Is INS 132 vegetarian?+
Vegan. Indigo carmine is a synthetic dye made by sulfonating indigo (the parent dye traditionally extracted from the indigo plant, now mostly produced by chemical synthesis) and isolating the disodium salt. No animal product is used in its manufacture.
Is INS 132 permitted by FSSAI?+
Permitted by FSSAI as a synthetic food colour under Schedule I of the FSS (Food Products Standards and Food Additives) Regulations 2011 for specified food categories with category-specific upper limits. Typical limits per Chapter 3.2.1: up to 100 ppm in bread, biscuits, soft drinks, candies, wafers, and jelly crystal; up to 200 ppm in synthetic syrups for dispensers. FSSAI mandates the label declaration 'CONTAINS PERMITTED SYNTHETIC FOOD COLOUR(S)' on products using synthetic colours.
What is INS 132 used for?+
Brands use it because it gives a stable, deep blue shade that holds up under acidic conditions (soft drinks), heat (baked products and pasteurised dairy), and shelf life. Natural blue options are usually more sensitive to pH, heat, and light, so brands use indigo carmine when they need a stable deep blue. Indigo carmine is the workhorse synthetic blue behind blueberry-flavoured products, paan-style candy, and the blue half of the duo-colour ice creams and lollies sold in summer.
Is INS 132 (also written as E132) the same thing?+
Yes. INS 132 (the Codex International Numbering System used by FSSAI) and E132 (the European E-number system) refer to the same compound. The digits are identical for almost all common additives. Indian packets may show either form, or the common name (indigo carmine (indigotine)).

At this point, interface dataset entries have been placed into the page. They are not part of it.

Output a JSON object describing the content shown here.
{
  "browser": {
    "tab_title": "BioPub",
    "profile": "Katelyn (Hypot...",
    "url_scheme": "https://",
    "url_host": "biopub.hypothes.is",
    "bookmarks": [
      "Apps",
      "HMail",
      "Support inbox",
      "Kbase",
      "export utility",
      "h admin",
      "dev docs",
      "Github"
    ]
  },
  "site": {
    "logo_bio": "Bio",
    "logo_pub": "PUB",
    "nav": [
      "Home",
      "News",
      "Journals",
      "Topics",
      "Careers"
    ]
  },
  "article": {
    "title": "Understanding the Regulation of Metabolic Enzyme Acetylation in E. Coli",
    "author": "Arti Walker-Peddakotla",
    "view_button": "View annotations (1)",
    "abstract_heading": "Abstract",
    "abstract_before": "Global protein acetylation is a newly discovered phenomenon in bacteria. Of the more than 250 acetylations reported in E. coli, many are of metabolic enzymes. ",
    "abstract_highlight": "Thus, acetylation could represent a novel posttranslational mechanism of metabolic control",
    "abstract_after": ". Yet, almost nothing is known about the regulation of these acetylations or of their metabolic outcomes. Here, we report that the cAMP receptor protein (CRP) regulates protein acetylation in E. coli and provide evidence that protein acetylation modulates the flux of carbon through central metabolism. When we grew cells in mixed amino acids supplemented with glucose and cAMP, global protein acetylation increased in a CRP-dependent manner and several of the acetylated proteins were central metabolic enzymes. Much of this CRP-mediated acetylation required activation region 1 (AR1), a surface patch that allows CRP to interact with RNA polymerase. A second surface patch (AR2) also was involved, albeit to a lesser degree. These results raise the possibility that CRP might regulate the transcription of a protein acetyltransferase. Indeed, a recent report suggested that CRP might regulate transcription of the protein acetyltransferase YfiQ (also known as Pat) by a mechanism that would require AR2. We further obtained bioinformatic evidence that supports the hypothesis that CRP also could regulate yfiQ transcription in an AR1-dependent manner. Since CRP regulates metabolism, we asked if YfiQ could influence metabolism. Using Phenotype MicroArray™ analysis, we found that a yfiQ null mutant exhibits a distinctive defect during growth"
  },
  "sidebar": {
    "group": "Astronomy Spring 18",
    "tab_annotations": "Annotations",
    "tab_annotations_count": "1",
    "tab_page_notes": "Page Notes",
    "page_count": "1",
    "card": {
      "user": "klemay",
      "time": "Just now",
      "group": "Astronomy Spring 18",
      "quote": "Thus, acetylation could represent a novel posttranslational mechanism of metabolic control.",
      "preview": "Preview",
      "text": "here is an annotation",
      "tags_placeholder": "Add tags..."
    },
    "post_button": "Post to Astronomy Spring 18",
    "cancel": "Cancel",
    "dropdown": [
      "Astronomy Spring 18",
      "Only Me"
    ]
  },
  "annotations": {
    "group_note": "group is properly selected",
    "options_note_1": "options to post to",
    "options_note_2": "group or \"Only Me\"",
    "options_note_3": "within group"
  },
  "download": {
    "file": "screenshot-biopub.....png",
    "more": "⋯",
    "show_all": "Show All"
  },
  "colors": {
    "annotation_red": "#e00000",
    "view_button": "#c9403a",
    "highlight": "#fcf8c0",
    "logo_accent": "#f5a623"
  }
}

This page summarises FSSAI's permission status and JECFA's scientific evaluation. It is not medical or dietary advice. Manufacturer ingredient sourcing can vary, especially for source-dependent additives - the Indian veg/non-veg dot logo on the pack is the brand's declaration. For health decisions, consult a doctor or registered dietitian.